Gov. Heineman Announces Greg Ibach
as Nebraska’s New Ag Director
(Lincoln, NE) Gov. Dave Heineman today announced the appointment of Gregory A. Ibach as the new director of the Nebraska Department of Agriculture.
Ibach, who has served as Nebraska’s assistant director of agriculture since 1999, will replace outgoing director Merlyn Carlson, who confirmed that he will follow U.S. Secretary of Agriculture Mike Johanns to Washington in early June.
“While I am sad to see Merlyn go, I am pleased for our state’s producers that we have such a deep well of talent at the Department of Agriculture,” Gov. Heineman said. “Greg is an excellent leader who knows the value of our state’s largest industry. He is intelligent, well-traveled and grounded, and is exactly what we need for agriculture in this global economy. Ibach knows the challenges producers face because he is one.”
Ibach is the owner and operator of a cow and calf operation near Sumner, where he grows corn, soybeans, alfalfa and forage sorghum. He was raised on a family farm near Sumner.
Ibach said, “I appreciate the opportunity to continue working with Nebraska farmers, ranchers and related businesses, and we will continue our strong tradition of seeking input from producers. I look forward to confronting the issues facing our state’s economic engine.”
Before joining the Department of Agriculture as assistant director, Ibach worked as an assistant vice president for Farm Credit Services of America. He began his career with Farm Credit Services as a loan officer in the mid-1980s. Ibach, 42, earned a Bachelor of Science degree in agriculture from the University of Nebraska-Lincoln in 1984, majoring in animal science and agricultural economics.
Ibach has held leadership positions as a trade advisor for the U.S. Department of Agriculture’s Animal and Animal Products Agricultural Trade Advisory Committee. He has served as a member of the Identification Development Team developing the framework for a national animal identification plan, vice chairman of the Checkoff Division of the National Cattlemen’s Beef Association, and chairman of the Nebraska Climate Assessment and Response Committee.
He also has served on the Nebraska Rural Development Commission and the Nebraska Beginning Farmer Board.
Outgoing Director Carlson said, “Greg knows Nebraska agriculture from a grassroots level, as well as from the highest levels of leadership in our state. His experiences as a producer and as a leader in a number of industry organizations – both state and national – clearly support his appointment.

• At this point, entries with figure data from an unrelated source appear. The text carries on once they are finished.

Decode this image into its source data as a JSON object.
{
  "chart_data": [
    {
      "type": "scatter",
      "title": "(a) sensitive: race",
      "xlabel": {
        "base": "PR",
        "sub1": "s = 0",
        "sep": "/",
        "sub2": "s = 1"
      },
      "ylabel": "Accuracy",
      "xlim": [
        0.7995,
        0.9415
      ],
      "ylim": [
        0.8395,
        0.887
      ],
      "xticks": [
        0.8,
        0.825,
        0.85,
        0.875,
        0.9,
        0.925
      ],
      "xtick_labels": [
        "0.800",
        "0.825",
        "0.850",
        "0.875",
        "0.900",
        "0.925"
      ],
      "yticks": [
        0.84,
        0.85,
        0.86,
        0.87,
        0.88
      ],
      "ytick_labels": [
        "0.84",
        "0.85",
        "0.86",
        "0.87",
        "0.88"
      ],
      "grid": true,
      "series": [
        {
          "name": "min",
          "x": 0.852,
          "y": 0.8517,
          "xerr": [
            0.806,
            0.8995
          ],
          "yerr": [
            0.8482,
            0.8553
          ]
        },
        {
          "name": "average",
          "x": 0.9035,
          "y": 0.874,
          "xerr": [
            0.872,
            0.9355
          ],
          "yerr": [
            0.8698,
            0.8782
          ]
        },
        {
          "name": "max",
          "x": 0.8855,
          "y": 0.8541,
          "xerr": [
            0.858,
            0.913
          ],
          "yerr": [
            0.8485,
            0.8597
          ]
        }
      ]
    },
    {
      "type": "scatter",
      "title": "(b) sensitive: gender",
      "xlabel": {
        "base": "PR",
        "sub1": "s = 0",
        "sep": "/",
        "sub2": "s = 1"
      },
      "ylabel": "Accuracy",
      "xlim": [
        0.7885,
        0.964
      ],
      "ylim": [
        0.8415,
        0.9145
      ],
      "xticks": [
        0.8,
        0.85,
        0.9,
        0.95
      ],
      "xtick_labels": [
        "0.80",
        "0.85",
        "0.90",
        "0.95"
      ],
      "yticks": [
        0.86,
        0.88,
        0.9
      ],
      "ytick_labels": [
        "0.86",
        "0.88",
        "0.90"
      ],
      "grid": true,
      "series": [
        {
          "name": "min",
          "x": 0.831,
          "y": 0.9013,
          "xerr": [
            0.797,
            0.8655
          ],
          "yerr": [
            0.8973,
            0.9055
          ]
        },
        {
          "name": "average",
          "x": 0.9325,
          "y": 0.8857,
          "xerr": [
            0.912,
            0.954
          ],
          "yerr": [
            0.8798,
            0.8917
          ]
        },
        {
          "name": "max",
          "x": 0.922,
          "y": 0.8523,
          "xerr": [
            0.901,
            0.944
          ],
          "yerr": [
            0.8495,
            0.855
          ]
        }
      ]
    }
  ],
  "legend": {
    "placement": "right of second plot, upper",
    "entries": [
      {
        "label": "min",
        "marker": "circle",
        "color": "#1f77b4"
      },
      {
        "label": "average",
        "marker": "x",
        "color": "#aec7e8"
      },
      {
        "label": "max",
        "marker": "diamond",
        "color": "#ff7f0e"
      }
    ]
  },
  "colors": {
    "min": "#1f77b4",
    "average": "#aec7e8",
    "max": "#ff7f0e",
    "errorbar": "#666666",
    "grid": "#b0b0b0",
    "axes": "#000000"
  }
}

He will bring many new dynamics and dimensions as he works to continue the strong level of agricultural leadership the state has grown to expect.”
Carlson has headed Nebraska’s Department of Agriculture since January 1999, serving as an advocate for agriculture, overseeing regulatory programs and promoting the state’s agricultural products here and abroad. He was inducted into the Nebraska Cattlemen Hall of Fame in 2004.
“Merlyn has been a force for expanding the international reach of our producers, a vital step in this global economy,” Gov. Heineman said. “He also has worked hard to engage producers in every step of policy and regulation development.”
Carlson said, “I have greatly appreciated the opportunity to work with two outstanding governors on behalf of the Nebraska agriculture industry. Nebraska’s dominant role in feeding the U.S. and the world population has played an important part of both governors’ administrations. My goal was to bring a synergy that bridged Nebraska’s rich resources – its people, its water, its soil – into an even greater fabric and level of productivity.”
Carlson and the USDA announced Monday that he is leaving to take a position at the U.S. Department of Agriculture as Deputy Under-Secretary for Natural Resources and the Environment. Ibach’s salary will be $87,500.